Ok, so playing with this a bit, the consumer "slowness" is primarily because, when we send all the messages in a single request, the consumer can't consume anything until they've all been received, so all the time the producer is running, the consumer is wasting. Haven't bothered trying to reproduce your "hang" but I assume it's something similar. You can get better consumer throughput numbers for the 100,000 case by increasing consumerConfig.DefaultFetchSize in sarama (1024*1024 works well for me) but again this is kind of a workaround for the real fix.

I will hack together a message size limit in sarama and see what that does.

eapache commented 10 years ago

Okay, so I've added another commit to this PR, and I've added a message-size limit in sarama (see branch producer-size-limit, not yet merged, PR is https://github.com/Shopify/sarama/pull/137).

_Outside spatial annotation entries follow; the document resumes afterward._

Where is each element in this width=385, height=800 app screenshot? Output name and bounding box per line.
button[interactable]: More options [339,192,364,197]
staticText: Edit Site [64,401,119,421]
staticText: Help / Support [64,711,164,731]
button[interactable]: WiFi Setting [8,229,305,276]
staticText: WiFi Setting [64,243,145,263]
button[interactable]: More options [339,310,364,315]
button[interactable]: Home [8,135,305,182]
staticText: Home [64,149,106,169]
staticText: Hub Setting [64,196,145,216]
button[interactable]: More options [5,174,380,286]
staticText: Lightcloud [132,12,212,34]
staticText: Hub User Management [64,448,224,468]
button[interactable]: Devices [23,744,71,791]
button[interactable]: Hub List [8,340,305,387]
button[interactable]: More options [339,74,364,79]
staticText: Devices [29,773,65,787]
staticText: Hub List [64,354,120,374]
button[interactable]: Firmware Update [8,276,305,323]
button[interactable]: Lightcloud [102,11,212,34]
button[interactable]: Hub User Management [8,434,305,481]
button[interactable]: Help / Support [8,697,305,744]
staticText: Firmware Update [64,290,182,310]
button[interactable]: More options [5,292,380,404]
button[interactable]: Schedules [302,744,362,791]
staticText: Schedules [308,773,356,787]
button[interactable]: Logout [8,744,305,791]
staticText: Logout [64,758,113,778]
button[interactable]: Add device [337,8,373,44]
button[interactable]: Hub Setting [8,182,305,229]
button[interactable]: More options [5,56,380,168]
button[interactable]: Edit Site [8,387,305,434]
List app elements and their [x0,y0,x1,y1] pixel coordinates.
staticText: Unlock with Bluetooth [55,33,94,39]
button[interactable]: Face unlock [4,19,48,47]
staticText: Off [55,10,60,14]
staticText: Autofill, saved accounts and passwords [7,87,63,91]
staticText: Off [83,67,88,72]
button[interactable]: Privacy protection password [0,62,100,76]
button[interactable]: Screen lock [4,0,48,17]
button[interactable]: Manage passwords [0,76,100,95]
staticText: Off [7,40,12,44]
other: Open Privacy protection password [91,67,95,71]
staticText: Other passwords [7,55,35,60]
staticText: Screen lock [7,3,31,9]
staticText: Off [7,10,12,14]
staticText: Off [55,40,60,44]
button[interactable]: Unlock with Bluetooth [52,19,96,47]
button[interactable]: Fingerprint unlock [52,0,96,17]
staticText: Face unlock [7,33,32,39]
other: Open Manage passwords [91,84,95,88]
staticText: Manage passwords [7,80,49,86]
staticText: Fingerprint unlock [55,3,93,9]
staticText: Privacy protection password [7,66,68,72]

Between these two, I now get (without touching the kafka broker or java heap size):

$ go run main.go kafka
2014/07/14 13:19:19 Begin kafka test
2014/07/14 13:19:28 Sent 1000000 messages in 8725.524414 ms
2014/07/14 13:19:28 Sent 114606.289062 per second
2014/07/14 13:19:31 Received 1000000 messages in 11666.221680 ms
2014/07/14 13:19:31 Received 85717.554688 per second
2014/07/14 13:19:31 End kafka test

which is in line with what I'd expect.

tylertreat commented 10 years ago

Yep, this looks really good. I'm seeing similar results. I will update the benchmarks this evening.

eapache commented 10 years ago

Note my original comment regarding whether Send must be synchronous or not still applies.

tylertreat commented 10 years ago

There is no requirement for Send to be synchronous. I do need to revisit other benchmarks to ensure I'm not accidentally enforcing this constraint if the client supports async.